Ironically, in a sermon he had delivered to his congregation a few days earlier on Sunday, 3 January, he had spoken of the need to be prepared for sudden death by having all of one's affairs in order. He died intestate.[21]

Gibney Art Scholarship[edit]

In honour of the Rev. Gibney and his work, the School established a scholarship in his name. Awarded to students at the School, its purpose was to allow the successful student to devote his or her time wholly to the cultivation of art.[22] Holders of the Gibney Scholarship have included William Logsdail, Frederick Hall, Frederick William Elwell, May Yeomans (who would go on to be Principal at the School), and ceramics artist Robert Blatherwick.[23]

Rules of the School[edit]

Notice board of the LSA rules of school

During its early years, the committee running the School drew up a list of rules, signed by the Rev. J. Mansell, the Honorary Secretary who succeeded the Rev. Gibney in 1875:

  1. All applications for Admission to the School must be made to the Head Master. No Student will be admitted to the Evening Classes under 12 years of age, without special permission of the Committee.
  2. All Fees are to be paid in advance at the commencement of each Half-year, when Students will receive a Ticket of admission, which they are to produce whenever required. If the Fees are not paid within 14 days, a Fine of 2/6 will be imposed on Students of the Morning Classes, and 1/- on Students of the Evening Classes.
  3. The School will be open for Morning Classes at 9.30, on Tuesday, and Saturday, in each week. Also at 2 o'Clock each Monday and Thursday, and the door will be closed at 4 o'Clock. Evening Classes on Monday, Tuesday, Thursday, and Friday in each week, will commence at 7 and close at 9. No Student is to remain in the School after the Master has left (unless by special leave).
  4. Students are required to come punctually to the Classes, and to remain till the close of the Classes they attend.
  5. All Conversation and all necessary Moving about are strictly prohibited.
  6. Any Students guilty of Insubordination, Levity, or any impropriety; or who shall injure Desks, Seats, Works of art; Scribble on the Walls, use the Lavatory Basins for getting rid of the Scrapings of Pallets, or in any way Damage or Deface the property of the School shall be liable to immediate Suspension by the Master, who must report forthwith such Suspension to the Committee.
  7. Students are strictly prohibited from touching the Gas, moving Casts or Objects of study, except with the special leave of the Master.
  8. At the close of the Classes Students are required to leave their paintings, drawings, and easels in such places as shall be assigned to these, respectively, by the Master.
  9. All Drawings executed by the Students must be delivered to the head Master immediately on their completion.
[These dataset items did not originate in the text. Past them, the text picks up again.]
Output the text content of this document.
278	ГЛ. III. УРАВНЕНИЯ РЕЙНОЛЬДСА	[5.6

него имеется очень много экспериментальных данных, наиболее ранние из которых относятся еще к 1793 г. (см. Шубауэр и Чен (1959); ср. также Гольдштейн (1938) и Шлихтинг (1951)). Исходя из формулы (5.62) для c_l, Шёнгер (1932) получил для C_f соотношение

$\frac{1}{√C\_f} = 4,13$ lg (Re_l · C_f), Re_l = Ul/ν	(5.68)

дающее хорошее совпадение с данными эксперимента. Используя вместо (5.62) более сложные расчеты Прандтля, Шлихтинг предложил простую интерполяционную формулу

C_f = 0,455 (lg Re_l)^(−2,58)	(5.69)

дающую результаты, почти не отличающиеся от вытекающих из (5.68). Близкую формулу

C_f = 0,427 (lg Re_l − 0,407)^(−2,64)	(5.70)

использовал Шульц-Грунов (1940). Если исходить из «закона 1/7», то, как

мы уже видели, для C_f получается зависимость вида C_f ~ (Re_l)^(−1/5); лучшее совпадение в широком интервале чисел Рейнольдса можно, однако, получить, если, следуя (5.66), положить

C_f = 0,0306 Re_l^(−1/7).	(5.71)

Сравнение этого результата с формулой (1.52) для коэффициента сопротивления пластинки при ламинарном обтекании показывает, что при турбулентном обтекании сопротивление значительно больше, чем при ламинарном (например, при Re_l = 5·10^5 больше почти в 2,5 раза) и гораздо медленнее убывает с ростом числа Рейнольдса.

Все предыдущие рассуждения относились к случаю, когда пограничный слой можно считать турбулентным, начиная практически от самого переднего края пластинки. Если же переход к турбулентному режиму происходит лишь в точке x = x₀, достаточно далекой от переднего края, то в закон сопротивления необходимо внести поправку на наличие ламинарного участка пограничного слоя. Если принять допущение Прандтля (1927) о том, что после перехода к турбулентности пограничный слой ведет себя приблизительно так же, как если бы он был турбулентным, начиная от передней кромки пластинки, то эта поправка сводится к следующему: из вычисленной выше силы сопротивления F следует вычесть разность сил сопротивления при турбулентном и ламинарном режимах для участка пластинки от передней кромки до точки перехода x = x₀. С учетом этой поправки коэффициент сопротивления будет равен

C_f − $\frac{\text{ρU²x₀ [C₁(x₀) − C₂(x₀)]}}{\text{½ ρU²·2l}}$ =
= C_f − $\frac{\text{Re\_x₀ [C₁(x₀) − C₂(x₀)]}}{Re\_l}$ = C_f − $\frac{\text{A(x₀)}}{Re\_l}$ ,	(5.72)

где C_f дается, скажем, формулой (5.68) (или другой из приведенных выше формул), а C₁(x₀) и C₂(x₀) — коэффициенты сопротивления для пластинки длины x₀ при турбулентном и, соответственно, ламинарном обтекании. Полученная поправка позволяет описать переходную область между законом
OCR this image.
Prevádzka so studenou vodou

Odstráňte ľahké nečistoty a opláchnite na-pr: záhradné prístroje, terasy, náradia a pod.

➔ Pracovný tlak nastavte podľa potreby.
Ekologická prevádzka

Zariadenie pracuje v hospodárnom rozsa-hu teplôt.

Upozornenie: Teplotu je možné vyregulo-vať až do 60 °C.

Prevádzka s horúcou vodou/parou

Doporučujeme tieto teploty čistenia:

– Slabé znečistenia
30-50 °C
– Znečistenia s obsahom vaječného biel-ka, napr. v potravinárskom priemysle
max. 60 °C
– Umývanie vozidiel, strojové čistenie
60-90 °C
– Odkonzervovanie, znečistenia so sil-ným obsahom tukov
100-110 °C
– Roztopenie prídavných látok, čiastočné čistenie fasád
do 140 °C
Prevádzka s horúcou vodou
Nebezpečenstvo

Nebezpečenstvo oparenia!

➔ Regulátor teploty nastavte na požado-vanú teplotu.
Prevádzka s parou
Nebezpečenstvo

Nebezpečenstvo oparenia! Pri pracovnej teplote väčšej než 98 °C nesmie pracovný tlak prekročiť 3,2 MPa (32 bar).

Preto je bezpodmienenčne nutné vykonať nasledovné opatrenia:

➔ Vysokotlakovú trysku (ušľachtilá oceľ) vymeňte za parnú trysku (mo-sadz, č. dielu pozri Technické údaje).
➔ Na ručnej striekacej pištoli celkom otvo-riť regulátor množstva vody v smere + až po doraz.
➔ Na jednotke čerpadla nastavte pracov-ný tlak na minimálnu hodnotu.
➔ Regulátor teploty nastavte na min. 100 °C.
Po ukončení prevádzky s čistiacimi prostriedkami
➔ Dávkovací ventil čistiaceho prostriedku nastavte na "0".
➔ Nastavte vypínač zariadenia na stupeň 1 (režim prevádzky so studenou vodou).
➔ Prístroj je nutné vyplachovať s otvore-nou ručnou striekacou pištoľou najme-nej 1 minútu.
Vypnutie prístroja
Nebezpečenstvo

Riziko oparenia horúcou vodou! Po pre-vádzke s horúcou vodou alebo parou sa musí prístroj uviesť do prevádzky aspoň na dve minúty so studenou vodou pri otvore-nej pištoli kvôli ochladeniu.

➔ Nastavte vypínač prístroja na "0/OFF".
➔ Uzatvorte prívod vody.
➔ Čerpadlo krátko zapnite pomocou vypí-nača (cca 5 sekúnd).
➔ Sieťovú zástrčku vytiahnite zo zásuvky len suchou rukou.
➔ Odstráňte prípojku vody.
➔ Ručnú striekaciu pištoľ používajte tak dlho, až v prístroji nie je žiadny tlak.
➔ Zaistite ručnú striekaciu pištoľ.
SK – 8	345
Every Drawing or Work executed in the School belongs to the School till it has been sent to South Kensington, and must not be taken away from the School. It will be given to the Student after it has been submitted to the Authorities at South Kensington and returned by them.
  10. All Students received at the Lower Scale of Fees are required to make at least 20 Attendances, and to sit at the Government Examination in the Subjects for which they are registered. These examinations are held in April or May.
  11. Students are expressly forbidden to take home examples or property belonging to the School.

Controversy[edit]

By the late 1880s, the School was teaching Greek art and using classically-based subject matter, as well as importing the then new idiom of Impressionism.

The painter and Royal Academician John Callcott Horsley, attending the annual prize-giving in April, 1890, criticised the School for teaching its students such techniques found in the French school of painting, to the detriment of the English school. He called these techniques a 'fad' and one of those 'ridiculous crazes' that had been imported from Paris.[24] He then went on to expand his criticism to schools of art in general, which he called 'the greatest possible misfortune' to British art (although he did make an exception with Lincoln).[25]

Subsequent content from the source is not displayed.